The Big Whale : Plusieurs entreprises viennent de lancer leur collection de NFTs. Celle de Porsche a fait particulièrement parler d’elle, et pas forcément en bien… Pourquoi ?
Stéphane Baudin : On peut même parler d’un gros flop. Pour réussir le lancement d’une collection, il faut plusieurs choses : un prix qui correspond au marché, un design séduisant et une communauté active. Or Porsche n’a réuni aucun de ces éléments.
Ils ont émis 7500 NFTs au prix unitaire de 0,911 ethers (1330 euros au cours actuel), ce qui est vraiment très cher, surtout pour une marque sans expérience dans le domaine du Web3.
Sur le design, la communauté a été déçue parce que les NFTs étaient tous identiques , sans même parler du Discord où il ne se passe presque rien. Il y a seulement des canaux réservés aux annonces et une foire aux questions, ce qui n’est pas suffisant.
Plus globalement, la feuille de route du projet reste très floue. On se demande ce qu’ils veulent faire et ils l’ignorent certainement eux-mêmes… Résultat, la collection n’a pas décollé. Ils en ont vendu à peine plus de 1300 en deux semaines, et ils ont décidé de réduire l’offre à 2400 unités pour limiter la casse.
Comment expliquer un tel échec ?
Comme beaucoup, ils ont pensé qu’avoir une image de marque suffisait pour lancer une collection de NFTs, mais ce n’est pas comme cela que ça fonctionne.
Le Web3 est très communautaire, il faut avoir une vraie communauté pour qu’une collection fonctionne. Ce projet a été annoncé il y a seulement 2 mois. Il n’a pas encore d’histoire…
Est-ce qu’il y a eu un effet Bear Market ?
Probablement, mais je ne pense pas que ça aurait été la folie en période de hausse des marchés. Il y a quand même des fondamentaux sur les NFTs, et en l’occurence, les gens ne sont pas prêts à payer aussi cher pour des NFTs qui n’ont pas beaucoup de valeur ajoutée.
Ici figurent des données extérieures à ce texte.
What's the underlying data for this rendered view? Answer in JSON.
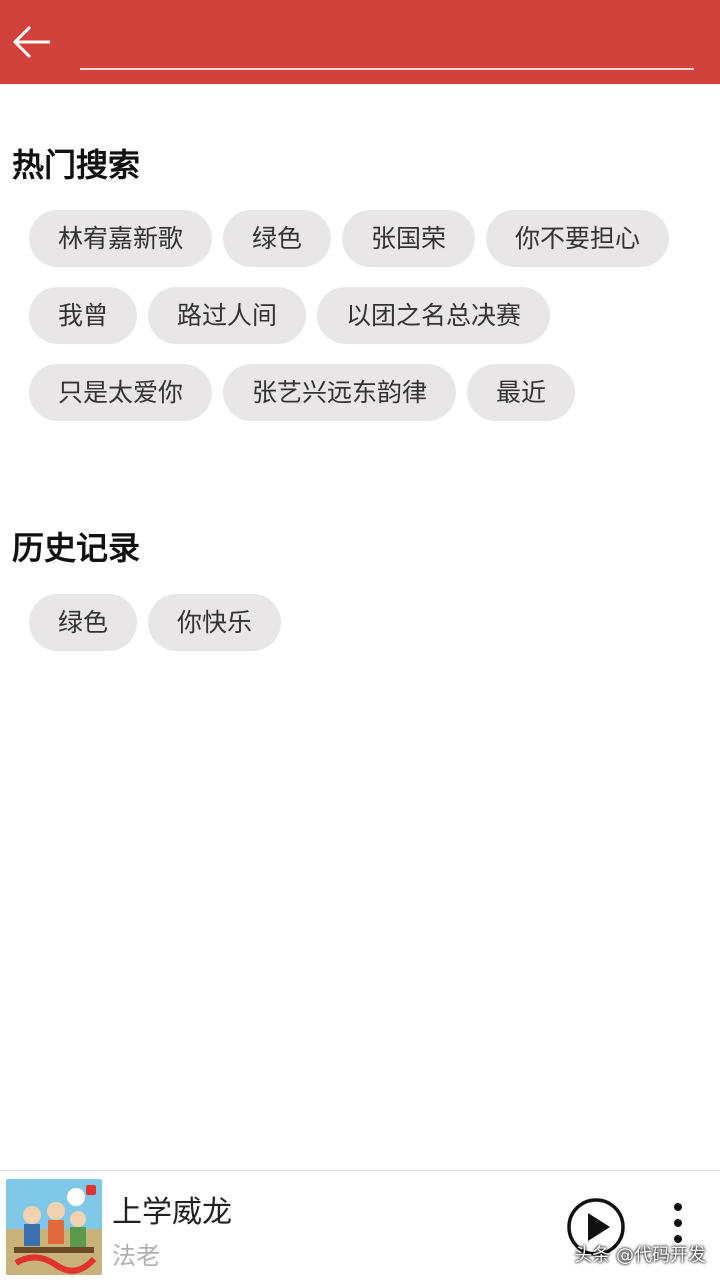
{
  "header": {
    "search_value": "",
    "search_placeholder": "",
    "accent_color": "#d0423b",
    "back_icon": "arrow-left-icon"
  },
  "hot_search": {
    "title": "热门搜索",
    "rows": [
      [
        "林宥嘉新歌",
        "绿色",
        "张国荣",
        "你不要担心"
      ],
      [
        "我曾",
        "路过人间",
        "以团之名总决赛"
      ],
      [
        "只是太爱你",
        "张艺兴远东韵律",
        "最近"
      ]
    ]
  },
  "history": {
    "title": "历史记录",
    "rows": [
      [
        "绿色",
        "你快乐"
      ]
    ]
  },
  "player": {
    "song_title": "上学威龙",
    "artist": "法老",
    "play_icon": "play-icon",
    "more_icon": "more-vertical-icon",
    "album_art": "album-art-thumbnail"
  },
  "watermark": "头条 @代码开发"
}
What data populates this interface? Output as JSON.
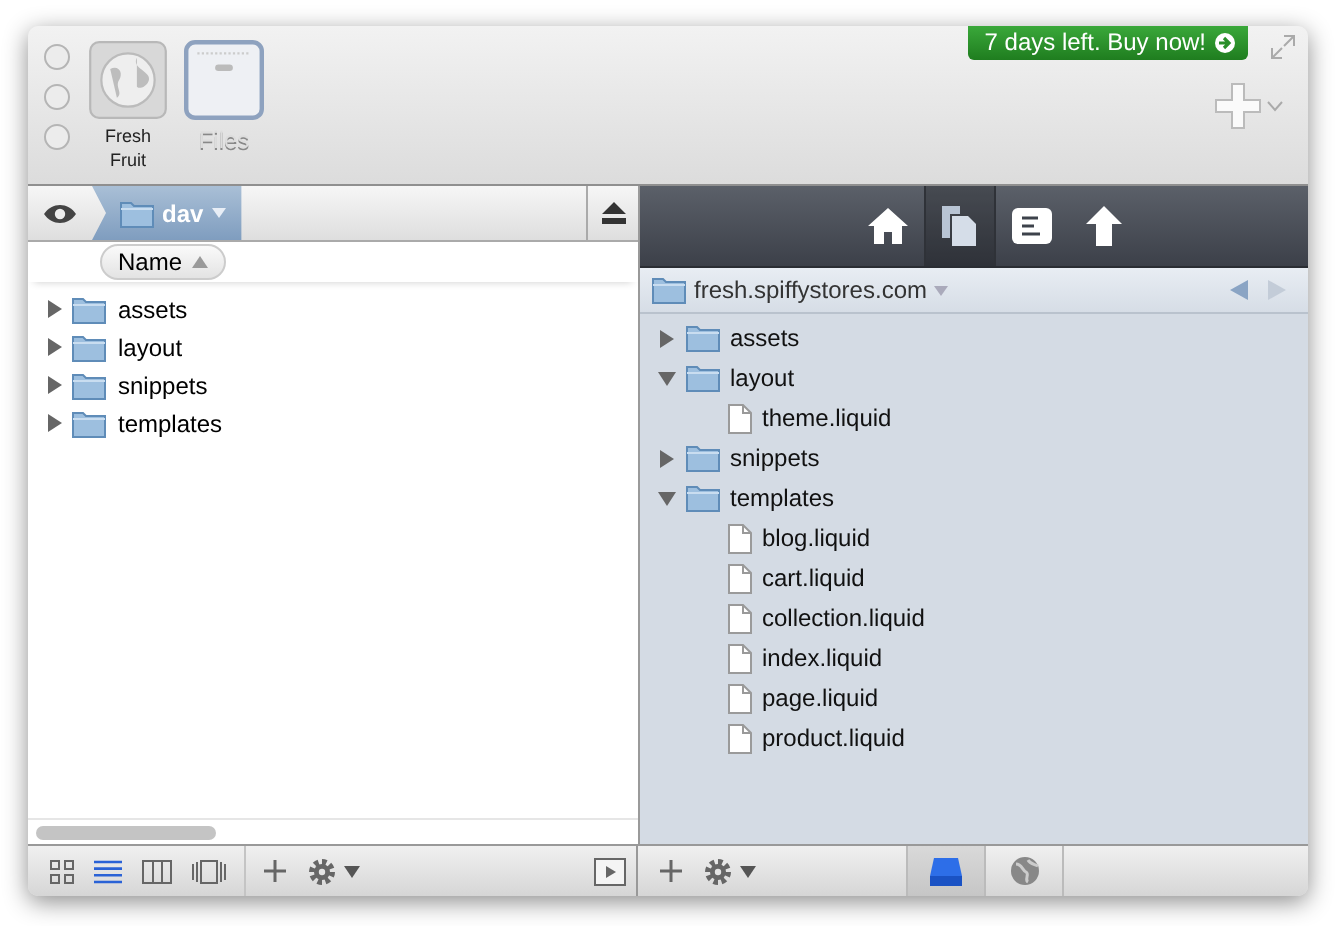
{
  "toolbar": {
    "favorites": [
      {
        "label": "Fresh Fruit",
        "kind": "site",
        "selected": false
      },
      {
        "label": "Files",
        "kind": "files",
        "selected": true
      }
    ],
    "promo": "7 days left. Buy now!"
  },
  "left_pane": {
    "path": "dav",
    "column": "Name",
    "items": [
      {
        "name": "assets",
        "expanded": false
      },
      {
        "name": "layout",
        "expanded": false
      },
      {
        "name": "snippets",
        "expanded": false
      },
      {
        "name": "templates",
        "expanded": false
      }
    ]
  },
  "right_pane": {
    "tabs": [
      {
        "kind": "home",
        "selected": false
      },
      {
        "kind": "files",
        "selected": true
      },
      {
        "kind": "document",
        "selected": false
      },
      {
        "kind": "upload",
        "selected": false
      }
    ],
    "path": "fresh.spiffystores.com",
    "tree": [
      {
        "name": "assets",
        "kind": "folder",
        "expanded": false
      },
      {
        "name": "layout",
        "kind": "folder",
        "expanded": true,
        "children": [
          {
            "name": "theme.liquid",
            "kind": "file"
          }
        ]
      },
      {
        "name": "snippets",
        "kind": "folder",
        "expanded": false
      },
      {
        "name": "templates",
        "kind": "folder",
        "expanded": true,
        "children": [
          {
            "name": "blog.liquid",
            "kind": "file"
          },
          {
            "name": "cart.liquid",
            "kind": "file"
          },
          {
            "name": "collection.liquid",
            "kind": "file"
          },
          {
            "name": "index.liquid",
            "kind": "file"
          },
          {
            "name": "page.liquid",
            "kind": "file"
          },
          {
            "name": "product.liquid",
            "kind": "file"
          }
        ]
      }
    ]
  },
  "left_bar": {
    "view_modes": [
      {
        "kind": "icons",
        "selected": false
      },
      {
        "kind": "list",
        "selected": true
      },
      {
        "kind": "columns",
        "selected": false
      },
      {
        "kind": "coverflow",
        "selected": false
      }
    ]
  },
  "right_bar": {
    "locations": [
      {
        "kind": "disk",
        "selected": true
      },
      {
        "kind": "globe",
        "selected": false
      }
    ]
  }
}
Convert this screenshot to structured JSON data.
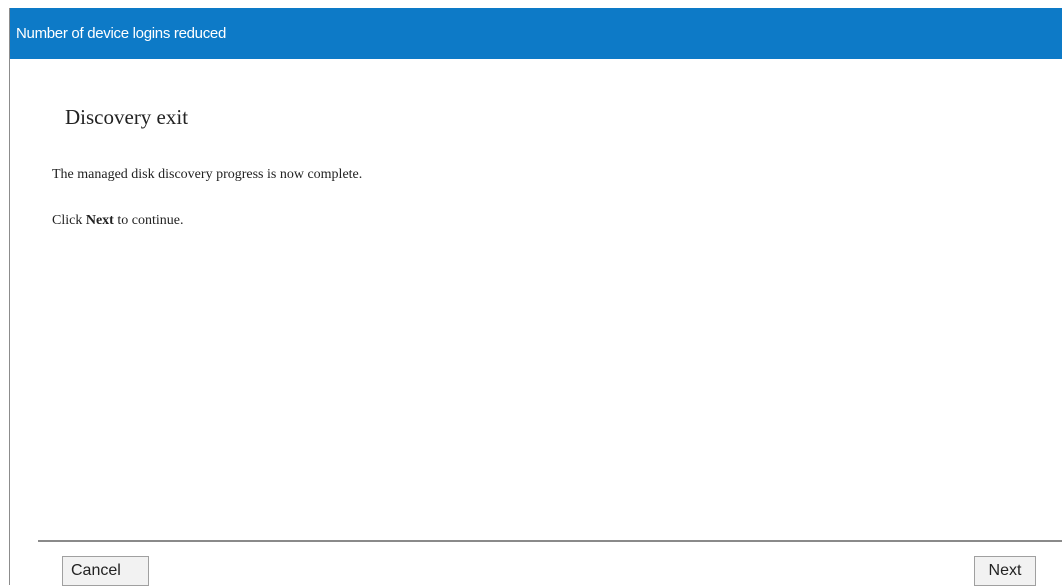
{
  "window": {
    "title": "Number of device logins reduced"
  },
  "main": {
    "heading": "Discovery exit",
    "message": "The managed disk discovery progress is now complete.",
    "instruction_prefix": "Click",
    "instruction_bold": "Next",
    "instruction_suffix": "to continue."
  },
  "footer": {
    "cancel_label": "Cancel",
    "next_label": "Next"
  },
  "colors": {
    "titlebar_background": "#0d7ac7",
    "titlebar_text": "#ffffff"
  }
}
Ce que vous décrivez a l’air assez évident. Pourquoi Porsche, et d’ailleurs d’autres entreprises, passent à côté ?
Je pense que beaucoup comprennent mal l’écosystème Web3, l’organisation des communautés, ce qu’elles attendent. Il y a souvent un écart flagrant entre l’idée que les marques se font des communautés Web3 et la réalité de ces communautés…
Ce n’est pas parce que l’on parle du Web3 que ce n’est pas sérieux, qu’il n’y a pas des gens en face, avec des attentes bien réelles. Il faut comprendre ces attentes et faire des NFTs qui y répondent en termes de services et d’avantages.
Justement qu’attendent les communautés Web3 selon vous ?
Tout dépend des communautés, parce que les profils sont assez différents.
Il y a les “flippers” qui sont là pour faire des coups en revendant rapidement les NFTs après le mint (création du NFT, ndlr), les “holders” qui vont les collectionner longtemps car ils croient au projet et aiment la marque, et enfin les “normies” qui sont les nouveaux venus dans l’écosystème.
Beaucoup de marques s’adressent à des agences pour lancer leurs projets. Quelles sont vos recommandations pour bien choisir ?
C’est une bonne question ! Le fait de travailler avec des agences et des studios n’est pas un problème surtout dans un univers aussi récent et avec des codes aussi compliqués à maîtriser (on en parle dans le Discord de The Big Whale, réservé aux abonnés Premium).
Il ne faut toutefois pas travailler avec un seul partenaire. La meilleure chose à faire est d'en avoir plusieurs : un pour le développement technique, un autre pour la gestion de la communauté, et l’entreprise garde la main sur la vision et le projet.
Quelles sont les projets de NFTs qui ont bien marché selon vous ?
Je trouve que Lacoste a réussi le lancement de sa collection.
Ils ont créé un Discord assez animé, avec des canaux selon les pays, et un engagement assez fort. Là où ils n’ont pas été très bons, c’est sur le design des NFTs. Une partie de la communauté n’a pas compris le graphisme des crocodiles. Mais globalement c’est réussi, il y a de l’activité autour de ces NFTs.
Pourquoi les grandes marques ont-elles intérêt à se lancer dans les NFTs ?
Pour continuer à développer leur activité ! Au-delà de l’argent qu’elles peuvent directement gagner, les collections de NFTs permettent de toucher un nouveau public. Porsche est un très bon exemple : vous trouverez rarement des propriétaires en dessous de 50 ans, mais avec les NFTs vous allez toucher un public plus jeune qui, après les NFTs, craquera peut-être pour la voiture. C’est un pari gagnant.